LLM API Pricing Table
A single sortable table of what the major large language models actually cost to call. Every row shows the input and output price per million tokens, the context window, and any notable extras like cached-input discounts. Type your own per-call token counts and the table adds a live cost-per-call column so you can rank models by what your workload would pay, not just the sticker price. Filtering and sorting run entirely in your browser.
Prices are list / standard-tier USD per 1,000,000 tokens, compiled 2026-05. Providers change prices often, and open-weight models (Llama, Qwen, Mixtral, Gemma) are billed differently by each host, so those rows show a representative figure marked hosted, varies. Always confirm on the provider's own pricing page before budgeting. Batch processing, cached input, and committed-volume tiers can cut these numbers substantially.
How to use the LLM API Pricing Table
The table loads sorted by input price, cheapest first. Click any column heading to re-sort — click Output $/1M to rank by completion cost, Context to find the longest windows, or click the same heading again to reverse the order. Use the Provider dropdown to narrow to one vendor, or type into Search model to filter by name (for example "haiku" or "flash").
The most useful control is the pair of token boxes. Enter how many input and output tokens a typical request uses and the Cost / call column recomputes for every model at once. A summarisation job might be 4,000 input and 300 output tokens; a chat reply might be 800 in and 400 out; a reasoning task can be 1,000 in and 8,000 out. Because input and output are priced separately — and output is usually three to five times dearer — the cheapest model for a read-heavy task is often not the cheapest for a generation-heavy one. Set the ratio that matches your use and sort by Cost / call to see the real ranking.
Everything recalculates locally as you type. Nothing about your usage is sent anywhere.
How LLM API pricing works
Hosted language models are billed per token, not per word or per request. A token is a chunk of text averaging about four characters in English, so roughly 750 words come to about 1,000 tokens. Providers quote a price per million tokens and split it into two rates: the input (or prompt) price you pay for everything you send, and the output (or completion) price you pay for everything the model generates. Output almost always costs more — frequently three to five times more — because generating tokens one at a time is the expensive part of inference.
Several factors move the effective price below the headline number. Prompt caching lets you re-send a large fixed prefix (a long system prompt, a document, a tool schema) at a steep discount on subsequent calls — the cached-input figures in the Notes column. Batch APIs trade latency for roughly half-price asynchronous processing. Reasoning models such as o1 and DeepSeek-R1 look cheap per token but emit large volumes of hidden "thinking" tokens that you are billed for at the output rate, so their real cost per finished answer is much higher than the sticker suggests. And open-weight models — Llama, Qwen, Mixtral, Gemma — have no single official price; each host (Together, Fireworks, Groq, your own GPUs) sets its own, which is why those rows are flagged as varying.
For budgeting, the number that matters is cost per task, not cost per token. Multiply your expected input tokens by the input price and your expected output tokens by the output price, add them, and multiply by your call volume. The token boxes above do exactly that arithmetic across every model at once, which is why a model that wins on raw input price can still lose once a long, generation-heavy output is priced in.
Common use cases
- Picking a model for a new feature. Set the input/output token mix your feature uses and sort by Cost / call to see which models fit the budget before you write any code.
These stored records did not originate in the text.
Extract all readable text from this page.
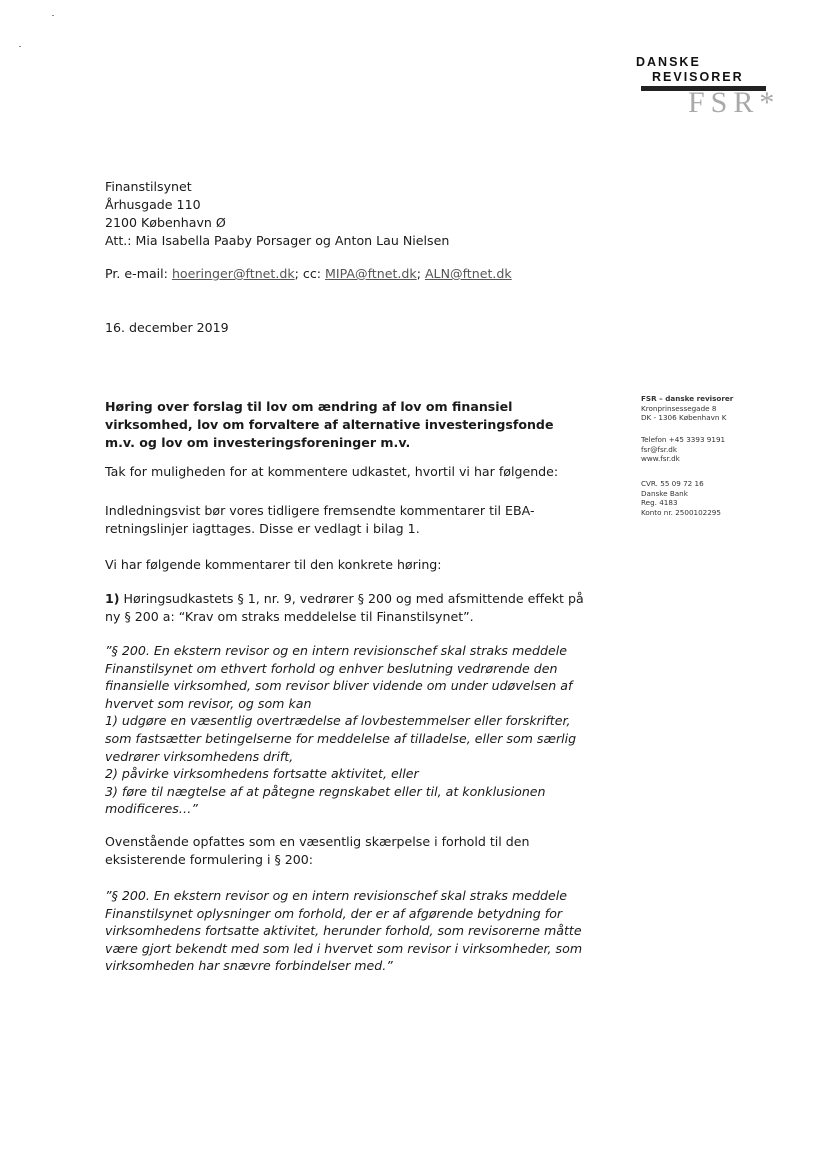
DANSKE
REVISORER
FSR*
Finanstilsynet
Århusgade 110
2100 København Ø
Att.: Mia Isabella Paaby Porsager og Anton Lau Nielsen
Pr. e-mail: hoeringer@ftnet.dk; cc: MIPA@ftnet.dk; ALN@ftnet.dk
16. december 2019
Høring over forslag til lov om ændring af lov om finansiel virksomhed, lov om forvaltere af alternative investeringsfonde m.v. og lov om investeringsforeninger m.v.
Tak for muligheden for at kommentere udkastet, hvortil vi har følgende:
Indledningsvist bør vores tidligere fremsendte kommentarer til EBA-retningslinjer iagttages. Disse er vedlagt i bilag 1.
Vi har følgende kommentarer til den konkrete høring:
1) Høringsudkastets § 1, nr. 9, vedrører § 200 og med afsmittende effekt på ny § 200 a: “Krav om straks meddelelse til Finanstilsynet”.
”§ 200. En ekstern revisor og en intern revisionschef skal straks meddele Finanstilsynet om ethvert forhold og enhver beslutning vedrørende den finansielle virksomhed, som revisor bliver vidende om under udøvelsen af hvervet som revisor, og som kan
1) udgøre en væsentlig overtrædelse af lovbestemmelser eller forskrifter, som fastsætter betingelserne for meddelelse af tilladelse, eller som særlig vedrører virksomhedens drift,
2) påvirke virksomhedens fortsatte aktivitet, eller
3) føre til nægtelse af at påtegne regnskabet eller til, at konklusionen modificeres…”
Ovenstående opfattes som en væsentlig skærpelse i forhold til den eksisterende formulering i § 200:
”§ 200. En ekstern revisor og en intern revisionschef skal straks meddele Finanstilsynet oplysninger om forhold, der er af afgørende betydning for virksomhedens fortsatte aktivitet, herunder forhold, som revisorerne måtte være gjort bekendt med som led i hvervet som revisor i virksomheder, som virksomheden har snævre forbindelser med.”
FSR – danske revisorer
Kronprinsessegade 8
DK - 1306 København K
Telefon +45 3393 9191
fsr@fsr.dk
www.fsr.dk
CVR. 55 09 72 16
Danske Bank
Reg. 4183
Konto nr. 2500102295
- Cutting an existing bill. Find a cheaper model with a similar capability tier — for example moving a classification task from a flagship to a mini or Flash model can drop cost by 10× or more.
- Comparing reasoning vs standard models. Reasoning models bill their hidden thinking at the output rate; raise the output-tokens box to see the true cost difference against a standard model.
- Choosing a long-context model. Sort by Context to find windows large enough for whole-codebase or whole-document prompts, then check what that context costs to fill.
- Estimating monthly spend. Get the per-call figure here, then multiply by your expected daily request volume for a quick run-rate.